Es una plácida maravilla disfrutar del silencio mientras se teclea en cualquiera de los aparatos que hoy sirven para escribir. Sus teclados tienen un tacto delicado y las teclas son piezas suaves cuyo recorrido corto no obliga a dejarse toda la energía en el intento de pulsarlas. Eso por no hablar de las pantallas táctiles, que solo requieren de una leve caricia dactilar. Pura magia.
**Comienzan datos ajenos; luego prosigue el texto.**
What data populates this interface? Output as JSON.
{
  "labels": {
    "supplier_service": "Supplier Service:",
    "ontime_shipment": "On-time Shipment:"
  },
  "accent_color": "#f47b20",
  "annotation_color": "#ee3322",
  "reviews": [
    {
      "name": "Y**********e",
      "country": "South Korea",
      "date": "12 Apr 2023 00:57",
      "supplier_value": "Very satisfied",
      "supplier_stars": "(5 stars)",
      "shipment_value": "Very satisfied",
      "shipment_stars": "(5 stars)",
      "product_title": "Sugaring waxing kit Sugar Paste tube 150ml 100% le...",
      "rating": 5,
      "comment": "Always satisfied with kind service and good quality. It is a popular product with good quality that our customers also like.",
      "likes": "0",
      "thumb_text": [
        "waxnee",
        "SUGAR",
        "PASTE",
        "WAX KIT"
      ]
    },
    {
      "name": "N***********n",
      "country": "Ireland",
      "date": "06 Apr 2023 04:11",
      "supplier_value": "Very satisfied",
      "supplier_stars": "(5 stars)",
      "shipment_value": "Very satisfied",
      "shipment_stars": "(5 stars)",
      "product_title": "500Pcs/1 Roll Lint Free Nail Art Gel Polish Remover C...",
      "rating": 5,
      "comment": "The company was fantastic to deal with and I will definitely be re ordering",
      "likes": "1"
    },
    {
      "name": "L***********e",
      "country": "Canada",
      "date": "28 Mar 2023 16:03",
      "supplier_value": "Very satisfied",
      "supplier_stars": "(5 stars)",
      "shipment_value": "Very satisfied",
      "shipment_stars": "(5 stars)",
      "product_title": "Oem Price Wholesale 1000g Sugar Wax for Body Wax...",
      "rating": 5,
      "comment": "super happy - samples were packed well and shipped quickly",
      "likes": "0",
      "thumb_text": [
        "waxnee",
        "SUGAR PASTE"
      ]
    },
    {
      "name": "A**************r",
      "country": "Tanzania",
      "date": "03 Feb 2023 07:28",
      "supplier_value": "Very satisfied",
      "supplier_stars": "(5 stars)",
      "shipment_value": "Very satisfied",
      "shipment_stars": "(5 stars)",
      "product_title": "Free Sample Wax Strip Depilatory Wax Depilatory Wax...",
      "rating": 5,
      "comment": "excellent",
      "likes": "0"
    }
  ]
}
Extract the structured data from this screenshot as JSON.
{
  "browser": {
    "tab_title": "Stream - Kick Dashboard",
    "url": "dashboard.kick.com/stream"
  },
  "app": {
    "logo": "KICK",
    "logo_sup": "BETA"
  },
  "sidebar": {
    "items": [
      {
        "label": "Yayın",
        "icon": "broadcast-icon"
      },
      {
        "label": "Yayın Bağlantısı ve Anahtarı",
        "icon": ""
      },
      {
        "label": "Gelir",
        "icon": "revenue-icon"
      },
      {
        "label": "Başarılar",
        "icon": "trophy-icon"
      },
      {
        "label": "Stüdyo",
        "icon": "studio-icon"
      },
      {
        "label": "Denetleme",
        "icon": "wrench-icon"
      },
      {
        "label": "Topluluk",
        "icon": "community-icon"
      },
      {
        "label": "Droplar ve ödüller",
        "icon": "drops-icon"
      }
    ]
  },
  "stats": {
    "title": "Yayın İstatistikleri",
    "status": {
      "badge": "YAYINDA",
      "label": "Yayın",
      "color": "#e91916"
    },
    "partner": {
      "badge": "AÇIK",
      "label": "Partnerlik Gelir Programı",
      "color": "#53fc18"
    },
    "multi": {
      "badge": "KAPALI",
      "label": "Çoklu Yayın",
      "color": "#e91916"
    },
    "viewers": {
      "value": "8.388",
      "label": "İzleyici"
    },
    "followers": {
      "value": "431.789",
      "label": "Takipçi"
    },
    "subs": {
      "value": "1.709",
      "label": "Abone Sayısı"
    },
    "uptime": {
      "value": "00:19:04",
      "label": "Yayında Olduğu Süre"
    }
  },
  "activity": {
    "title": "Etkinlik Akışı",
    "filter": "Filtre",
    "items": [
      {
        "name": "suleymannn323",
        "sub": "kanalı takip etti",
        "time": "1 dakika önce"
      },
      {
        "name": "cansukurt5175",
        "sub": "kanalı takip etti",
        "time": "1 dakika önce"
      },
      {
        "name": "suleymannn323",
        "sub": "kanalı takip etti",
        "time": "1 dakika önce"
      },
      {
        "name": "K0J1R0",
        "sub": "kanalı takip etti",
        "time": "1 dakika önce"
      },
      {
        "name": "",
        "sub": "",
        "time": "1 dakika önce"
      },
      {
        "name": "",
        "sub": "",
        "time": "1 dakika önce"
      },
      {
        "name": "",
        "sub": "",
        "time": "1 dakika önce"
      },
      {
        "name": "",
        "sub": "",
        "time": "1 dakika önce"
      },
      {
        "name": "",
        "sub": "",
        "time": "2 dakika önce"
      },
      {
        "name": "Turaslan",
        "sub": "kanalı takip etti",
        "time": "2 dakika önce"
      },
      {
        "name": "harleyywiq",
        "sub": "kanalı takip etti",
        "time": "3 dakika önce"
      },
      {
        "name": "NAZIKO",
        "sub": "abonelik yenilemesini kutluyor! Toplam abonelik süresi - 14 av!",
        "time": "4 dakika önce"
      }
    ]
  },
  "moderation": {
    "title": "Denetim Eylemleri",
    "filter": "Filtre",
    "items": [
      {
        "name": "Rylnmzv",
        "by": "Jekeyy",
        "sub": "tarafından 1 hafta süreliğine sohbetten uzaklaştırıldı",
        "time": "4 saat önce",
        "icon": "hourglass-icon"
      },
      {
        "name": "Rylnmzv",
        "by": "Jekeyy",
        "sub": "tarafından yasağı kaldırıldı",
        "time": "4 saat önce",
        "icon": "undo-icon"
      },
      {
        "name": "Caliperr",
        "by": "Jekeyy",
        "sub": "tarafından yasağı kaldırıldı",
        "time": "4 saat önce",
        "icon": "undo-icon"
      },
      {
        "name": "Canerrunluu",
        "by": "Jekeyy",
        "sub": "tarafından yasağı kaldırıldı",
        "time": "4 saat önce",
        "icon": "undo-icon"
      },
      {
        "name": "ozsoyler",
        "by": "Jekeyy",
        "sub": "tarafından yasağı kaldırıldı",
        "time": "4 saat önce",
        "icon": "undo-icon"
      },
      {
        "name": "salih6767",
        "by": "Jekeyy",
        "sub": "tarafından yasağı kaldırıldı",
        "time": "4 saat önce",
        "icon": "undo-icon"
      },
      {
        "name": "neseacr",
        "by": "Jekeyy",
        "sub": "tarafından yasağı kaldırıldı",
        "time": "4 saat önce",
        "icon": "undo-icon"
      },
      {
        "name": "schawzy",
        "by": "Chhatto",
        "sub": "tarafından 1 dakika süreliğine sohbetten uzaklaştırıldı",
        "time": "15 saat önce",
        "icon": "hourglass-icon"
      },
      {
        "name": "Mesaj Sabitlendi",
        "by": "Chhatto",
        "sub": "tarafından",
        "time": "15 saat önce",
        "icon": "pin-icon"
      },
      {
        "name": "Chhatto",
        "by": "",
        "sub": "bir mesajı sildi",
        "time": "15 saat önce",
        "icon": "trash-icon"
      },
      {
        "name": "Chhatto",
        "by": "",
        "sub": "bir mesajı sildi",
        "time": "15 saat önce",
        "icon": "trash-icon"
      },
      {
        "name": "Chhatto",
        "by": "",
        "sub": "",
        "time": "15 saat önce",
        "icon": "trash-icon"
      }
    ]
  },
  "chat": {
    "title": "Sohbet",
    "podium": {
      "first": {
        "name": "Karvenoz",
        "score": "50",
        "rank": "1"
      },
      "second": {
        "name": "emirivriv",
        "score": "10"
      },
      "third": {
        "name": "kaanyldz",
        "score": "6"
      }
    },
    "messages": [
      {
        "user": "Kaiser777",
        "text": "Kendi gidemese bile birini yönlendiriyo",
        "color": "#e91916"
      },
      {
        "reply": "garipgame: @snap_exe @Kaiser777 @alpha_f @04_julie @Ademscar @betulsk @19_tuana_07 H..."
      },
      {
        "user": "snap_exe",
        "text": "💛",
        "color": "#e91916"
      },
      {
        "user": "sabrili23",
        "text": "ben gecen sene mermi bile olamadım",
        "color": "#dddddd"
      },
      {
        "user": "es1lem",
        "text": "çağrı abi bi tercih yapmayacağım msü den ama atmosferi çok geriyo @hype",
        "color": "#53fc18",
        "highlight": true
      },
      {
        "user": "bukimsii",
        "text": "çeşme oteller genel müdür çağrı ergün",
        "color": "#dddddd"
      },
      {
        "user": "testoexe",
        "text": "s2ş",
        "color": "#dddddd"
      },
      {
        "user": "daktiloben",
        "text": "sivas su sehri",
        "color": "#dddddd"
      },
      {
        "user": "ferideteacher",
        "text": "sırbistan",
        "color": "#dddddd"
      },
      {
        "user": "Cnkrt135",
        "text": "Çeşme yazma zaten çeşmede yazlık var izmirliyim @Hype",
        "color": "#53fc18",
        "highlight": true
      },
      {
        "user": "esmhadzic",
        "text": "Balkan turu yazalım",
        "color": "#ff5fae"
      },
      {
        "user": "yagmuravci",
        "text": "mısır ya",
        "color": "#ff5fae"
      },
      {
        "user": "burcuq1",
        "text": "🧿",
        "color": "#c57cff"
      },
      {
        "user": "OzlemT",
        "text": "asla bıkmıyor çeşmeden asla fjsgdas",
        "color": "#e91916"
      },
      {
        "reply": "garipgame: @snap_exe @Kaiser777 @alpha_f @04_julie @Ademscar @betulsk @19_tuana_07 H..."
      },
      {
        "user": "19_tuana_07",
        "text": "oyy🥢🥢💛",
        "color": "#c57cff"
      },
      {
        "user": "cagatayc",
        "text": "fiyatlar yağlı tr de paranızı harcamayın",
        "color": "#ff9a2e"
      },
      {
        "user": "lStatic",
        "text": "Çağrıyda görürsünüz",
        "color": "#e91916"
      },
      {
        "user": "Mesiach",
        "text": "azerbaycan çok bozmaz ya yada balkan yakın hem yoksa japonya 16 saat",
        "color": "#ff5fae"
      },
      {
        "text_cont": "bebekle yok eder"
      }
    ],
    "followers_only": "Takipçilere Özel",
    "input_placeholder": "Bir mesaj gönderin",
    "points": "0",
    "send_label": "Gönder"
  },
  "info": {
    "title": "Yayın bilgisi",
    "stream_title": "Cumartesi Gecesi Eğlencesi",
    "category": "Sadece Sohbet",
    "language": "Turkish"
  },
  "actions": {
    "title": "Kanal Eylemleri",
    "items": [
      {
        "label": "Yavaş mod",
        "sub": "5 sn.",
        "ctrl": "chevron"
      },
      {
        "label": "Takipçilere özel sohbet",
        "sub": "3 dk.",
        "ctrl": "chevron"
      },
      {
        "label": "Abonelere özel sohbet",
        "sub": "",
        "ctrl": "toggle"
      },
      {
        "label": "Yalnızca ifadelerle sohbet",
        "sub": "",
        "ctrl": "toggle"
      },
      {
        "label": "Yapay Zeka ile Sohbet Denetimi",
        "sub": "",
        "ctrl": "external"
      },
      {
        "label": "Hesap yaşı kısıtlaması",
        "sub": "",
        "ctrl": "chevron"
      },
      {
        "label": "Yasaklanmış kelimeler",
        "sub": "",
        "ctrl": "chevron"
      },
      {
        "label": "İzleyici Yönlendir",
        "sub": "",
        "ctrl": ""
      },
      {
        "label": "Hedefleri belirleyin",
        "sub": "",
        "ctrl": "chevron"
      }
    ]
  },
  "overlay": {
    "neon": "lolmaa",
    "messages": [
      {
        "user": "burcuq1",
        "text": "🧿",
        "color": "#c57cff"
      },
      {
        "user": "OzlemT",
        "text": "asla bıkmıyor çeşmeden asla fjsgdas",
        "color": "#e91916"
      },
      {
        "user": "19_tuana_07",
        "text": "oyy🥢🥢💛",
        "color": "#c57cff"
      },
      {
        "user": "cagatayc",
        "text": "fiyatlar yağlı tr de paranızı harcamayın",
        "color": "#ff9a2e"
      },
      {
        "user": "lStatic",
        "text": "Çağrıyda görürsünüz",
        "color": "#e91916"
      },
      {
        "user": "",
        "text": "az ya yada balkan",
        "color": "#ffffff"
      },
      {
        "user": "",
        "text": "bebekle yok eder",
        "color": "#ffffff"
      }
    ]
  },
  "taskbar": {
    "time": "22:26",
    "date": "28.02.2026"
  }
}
Atrás quedaron las Lexicon 80, aquellas máquinas de Olivetti con las que muchos aprendimos a escribir, metálicas y macizas, pintadas de verde, azul o gris, cuyo carro golpeaba con estruendo cada vez que se accionaba la palanca para hacerlo retornar al comienzo de línea. Recuerdo las pruebas en la academia de mecanografía. Cuando la profesora daba luz verde, se desataba la estampida y medio centenar de artefactos del demonio anunciaban el gran cataclismo. ¡Ah!, y aquellas tapas que debías retirar cada vez que las patillas de las letras se enredaban entre sí. ¡Menudo leñazo pegaban al encajarlas de nuevo!
¡Recuerdos atronadores! No tardó en entrar en casa también una Olivetti, la Lettera 42 en mi caso. Era portátil y se convertía en una cómoda maleta al cubrirla con su tapa con asa. Sin duda, más ligera y algo menos ruidosa que las Lexicon, pero solo un poco menos. Mi hermana y yo le dimos una buena paliza entre prácticas y trabajos para el colegio, instituto y universidad. No puedo olvidar a mis sufridos vecinos, quienes aguantaron estoicamente cada ataque de la guerrilla, alguno que otro a horas intempestivas. No me habría extrañado que más de uno, harto de tanto cisco, hubiera blasfemado contra el alfabeto, la tinta de calamar, el pergamino, los monjes copistas de Yuso, Gutenberg y toda su sangre.
Hoy he leído que cuando se creó la primera máquina de escribir silenciosa, esta fue todo un fracaso comercial. Parece que casi nadie quiso renunciar a cliqueteo clásico al estampar los tipos contra el rodillo convencional. Pero con el tiempo todo cambia. Aunque algunos escritores no se acostumbren a las nuevas tecnologías, o se resistan a hacerlo, -a Javier Marías se lo disculpo todo-, es fantástico poder armar una buena algarabía de páginas y páginas sin hacer apenas ruido.